The Secret Life of Walter Mitty (2013) | 52% / 71%
Critics were lukewarm, but photographers embraced Ben Stiller’s visually gorgeous film about a daydreaming negative assets manager at Life magazine who embarks on a real adventure to find a missing negative. Sean Penn plays a legendary photojournalist who sent the image meant for Life’s final cover, and Stiller’s Walter must track him across the globe.
The film treats the lost negative as a holy grail, and for once, the reverence feels earned. There are beautiful meditations on why some photographers choose not to take certain pictures, and the final reveal of what’s on the negative lands with genuine emotion. It’s also simply one of the most visually stunning films about the act of seeing.

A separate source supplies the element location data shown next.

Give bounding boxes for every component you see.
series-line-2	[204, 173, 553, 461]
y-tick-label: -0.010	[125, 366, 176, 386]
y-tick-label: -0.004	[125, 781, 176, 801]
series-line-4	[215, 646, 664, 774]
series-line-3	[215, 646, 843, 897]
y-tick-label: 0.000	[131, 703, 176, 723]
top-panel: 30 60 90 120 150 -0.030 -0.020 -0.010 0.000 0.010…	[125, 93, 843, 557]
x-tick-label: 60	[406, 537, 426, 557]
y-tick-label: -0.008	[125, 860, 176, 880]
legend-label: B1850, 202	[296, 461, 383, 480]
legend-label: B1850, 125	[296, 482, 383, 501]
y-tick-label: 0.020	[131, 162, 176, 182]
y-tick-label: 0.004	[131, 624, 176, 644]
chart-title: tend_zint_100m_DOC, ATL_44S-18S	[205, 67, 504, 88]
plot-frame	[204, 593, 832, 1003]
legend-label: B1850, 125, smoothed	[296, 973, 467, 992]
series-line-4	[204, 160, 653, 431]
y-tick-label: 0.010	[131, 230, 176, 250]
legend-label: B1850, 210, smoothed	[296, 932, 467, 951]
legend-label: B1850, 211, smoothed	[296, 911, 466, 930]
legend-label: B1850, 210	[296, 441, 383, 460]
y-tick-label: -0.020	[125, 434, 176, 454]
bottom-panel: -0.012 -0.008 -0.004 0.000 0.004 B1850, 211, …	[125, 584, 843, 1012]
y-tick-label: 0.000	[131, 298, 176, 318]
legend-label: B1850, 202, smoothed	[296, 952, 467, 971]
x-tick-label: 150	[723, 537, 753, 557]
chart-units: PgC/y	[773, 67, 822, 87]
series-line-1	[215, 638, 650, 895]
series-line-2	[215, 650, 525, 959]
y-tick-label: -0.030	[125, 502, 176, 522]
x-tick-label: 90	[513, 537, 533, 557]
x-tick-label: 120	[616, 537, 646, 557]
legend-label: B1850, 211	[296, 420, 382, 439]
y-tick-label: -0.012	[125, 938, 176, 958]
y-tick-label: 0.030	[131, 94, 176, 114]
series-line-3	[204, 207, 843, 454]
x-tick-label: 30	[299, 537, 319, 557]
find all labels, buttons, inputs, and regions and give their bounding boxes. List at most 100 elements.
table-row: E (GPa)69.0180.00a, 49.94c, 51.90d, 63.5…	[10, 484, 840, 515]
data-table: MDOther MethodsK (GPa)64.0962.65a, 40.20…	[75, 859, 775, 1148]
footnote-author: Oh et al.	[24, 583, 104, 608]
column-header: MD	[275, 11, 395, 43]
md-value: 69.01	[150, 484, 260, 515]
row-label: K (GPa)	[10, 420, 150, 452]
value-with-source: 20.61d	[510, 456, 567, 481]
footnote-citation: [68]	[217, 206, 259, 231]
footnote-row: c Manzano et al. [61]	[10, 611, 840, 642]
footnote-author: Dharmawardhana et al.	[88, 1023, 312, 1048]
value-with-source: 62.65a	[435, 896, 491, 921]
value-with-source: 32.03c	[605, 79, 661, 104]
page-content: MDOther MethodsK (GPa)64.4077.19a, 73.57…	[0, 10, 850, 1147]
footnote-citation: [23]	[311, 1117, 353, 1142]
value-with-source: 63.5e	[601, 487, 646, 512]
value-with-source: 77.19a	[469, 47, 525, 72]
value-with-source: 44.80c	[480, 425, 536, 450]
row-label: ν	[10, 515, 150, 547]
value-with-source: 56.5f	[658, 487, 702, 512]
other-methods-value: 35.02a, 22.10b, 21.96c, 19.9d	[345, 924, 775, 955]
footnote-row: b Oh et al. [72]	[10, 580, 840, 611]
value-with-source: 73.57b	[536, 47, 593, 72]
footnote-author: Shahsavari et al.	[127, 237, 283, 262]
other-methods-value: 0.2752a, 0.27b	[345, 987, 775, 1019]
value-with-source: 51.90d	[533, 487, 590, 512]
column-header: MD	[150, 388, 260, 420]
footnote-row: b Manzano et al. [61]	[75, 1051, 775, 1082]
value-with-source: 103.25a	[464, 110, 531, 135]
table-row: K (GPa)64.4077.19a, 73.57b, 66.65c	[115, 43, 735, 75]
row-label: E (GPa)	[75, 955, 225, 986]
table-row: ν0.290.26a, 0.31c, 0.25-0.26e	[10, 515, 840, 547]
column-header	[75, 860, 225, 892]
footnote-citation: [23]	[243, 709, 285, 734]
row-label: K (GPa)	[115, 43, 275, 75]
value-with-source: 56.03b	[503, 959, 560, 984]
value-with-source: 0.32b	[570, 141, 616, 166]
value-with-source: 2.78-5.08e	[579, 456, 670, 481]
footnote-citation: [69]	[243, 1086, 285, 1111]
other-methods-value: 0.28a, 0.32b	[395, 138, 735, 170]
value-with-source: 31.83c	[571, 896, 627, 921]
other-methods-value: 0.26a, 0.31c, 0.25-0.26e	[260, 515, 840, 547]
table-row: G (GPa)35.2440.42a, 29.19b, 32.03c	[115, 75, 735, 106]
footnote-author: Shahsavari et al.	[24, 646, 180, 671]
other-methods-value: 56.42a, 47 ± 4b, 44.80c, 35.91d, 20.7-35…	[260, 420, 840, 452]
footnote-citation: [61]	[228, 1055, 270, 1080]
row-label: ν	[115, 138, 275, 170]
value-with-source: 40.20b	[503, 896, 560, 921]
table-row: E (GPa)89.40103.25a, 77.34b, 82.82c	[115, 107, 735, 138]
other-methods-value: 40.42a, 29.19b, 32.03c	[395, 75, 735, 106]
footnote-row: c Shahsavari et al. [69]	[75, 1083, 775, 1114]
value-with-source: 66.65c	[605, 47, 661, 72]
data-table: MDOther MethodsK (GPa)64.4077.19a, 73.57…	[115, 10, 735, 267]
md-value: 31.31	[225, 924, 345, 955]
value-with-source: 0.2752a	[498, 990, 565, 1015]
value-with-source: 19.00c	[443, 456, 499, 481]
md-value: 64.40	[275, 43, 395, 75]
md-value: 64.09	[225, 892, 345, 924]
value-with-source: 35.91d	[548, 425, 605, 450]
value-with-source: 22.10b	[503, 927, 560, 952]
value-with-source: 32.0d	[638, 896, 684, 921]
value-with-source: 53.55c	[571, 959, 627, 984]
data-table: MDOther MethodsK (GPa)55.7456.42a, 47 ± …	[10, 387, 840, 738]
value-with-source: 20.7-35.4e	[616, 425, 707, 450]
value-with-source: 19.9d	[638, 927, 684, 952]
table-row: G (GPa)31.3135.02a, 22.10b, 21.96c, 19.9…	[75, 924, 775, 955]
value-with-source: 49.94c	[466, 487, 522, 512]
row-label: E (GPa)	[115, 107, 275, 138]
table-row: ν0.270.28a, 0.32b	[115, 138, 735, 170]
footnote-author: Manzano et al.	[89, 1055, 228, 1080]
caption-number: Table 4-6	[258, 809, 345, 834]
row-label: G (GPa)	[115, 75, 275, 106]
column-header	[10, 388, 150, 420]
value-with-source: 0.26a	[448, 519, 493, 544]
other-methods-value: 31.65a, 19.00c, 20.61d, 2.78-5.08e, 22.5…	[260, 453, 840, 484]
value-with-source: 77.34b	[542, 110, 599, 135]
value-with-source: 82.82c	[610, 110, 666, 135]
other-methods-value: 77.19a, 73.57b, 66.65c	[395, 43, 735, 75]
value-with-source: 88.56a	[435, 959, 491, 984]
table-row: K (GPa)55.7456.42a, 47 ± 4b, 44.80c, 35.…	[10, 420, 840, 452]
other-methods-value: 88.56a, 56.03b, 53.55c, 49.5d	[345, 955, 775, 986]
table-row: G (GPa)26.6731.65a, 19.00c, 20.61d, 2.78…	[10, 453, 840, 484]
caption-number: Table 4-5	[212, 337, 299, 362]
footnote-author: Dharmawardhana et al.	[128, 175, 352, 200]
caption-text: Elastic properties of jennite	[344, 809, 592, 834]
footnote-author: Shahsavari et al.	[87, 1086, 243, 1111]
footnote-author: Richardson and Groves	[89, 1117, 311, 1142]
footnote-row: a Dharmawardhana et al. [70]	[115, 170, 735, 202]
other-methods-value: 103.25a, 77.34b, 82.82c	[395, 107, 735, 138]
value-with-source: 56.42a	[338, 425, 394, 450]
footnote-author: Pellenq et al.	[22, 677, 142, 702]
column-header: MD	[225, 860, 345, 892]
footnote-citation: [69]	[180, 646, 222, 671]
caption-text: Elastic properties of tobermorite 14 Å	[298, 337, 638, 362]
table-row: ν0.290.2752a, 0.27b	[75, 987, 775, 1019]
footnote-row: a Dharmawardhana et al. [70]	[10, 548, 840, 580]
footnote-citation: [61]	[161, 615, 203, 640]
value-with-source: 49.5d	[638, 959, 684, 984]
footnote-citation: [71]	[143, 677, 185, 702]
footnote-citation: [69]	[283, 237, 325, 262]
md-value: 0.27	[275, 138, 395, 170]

The Killing Fields (1984) | 91% / 91%
Roland Joffé’s harrowing film tells the true story of New York Times journalist Sydney Schanberg and his Cambodian colleague Dith Pran, who were separated when the Khmer Rouge took over Cambodia in 1975. Haing S. Ngor, himself a survivor of the Khmer Rouge, won an Oscar for his portrayal of Pran.
The film examines the complicated ethics of Western journalists in war zones, the relationships they form with local fixers and translators, and the guilt of those who can leave when their colleagues cannot. When the Khmer Rouge take over, Pran must leave his camera equipment behind, and his education and association with Westerners become liabilities that mark him for suspicion.
Everlasting Moments (2008) | 90% / 84%
Jan Troell’s luminous Swedish film follows Maria Larsson, a working-class woman in early 20th century Sweden who won a camera in a lottery years earlier. When hard times force her to try selling it, a kind photographer at the local shop encourages her to use it instead, and she slowly discovers a talent and passion that transforms her difficult life. The film is based on a true story, and Troell shot it on 16mm with subdued colors and grain to echo the look of early photography.
Maria’s journey is quiet and unsentimental. Her abusive husband, her many children, and the demands of poverty leave little room for art. But her trips to the camera shop become moments of possibility. The film understands that for many people, especially women of that era, a camera wasn’t just a tool. It was a window into a larger self.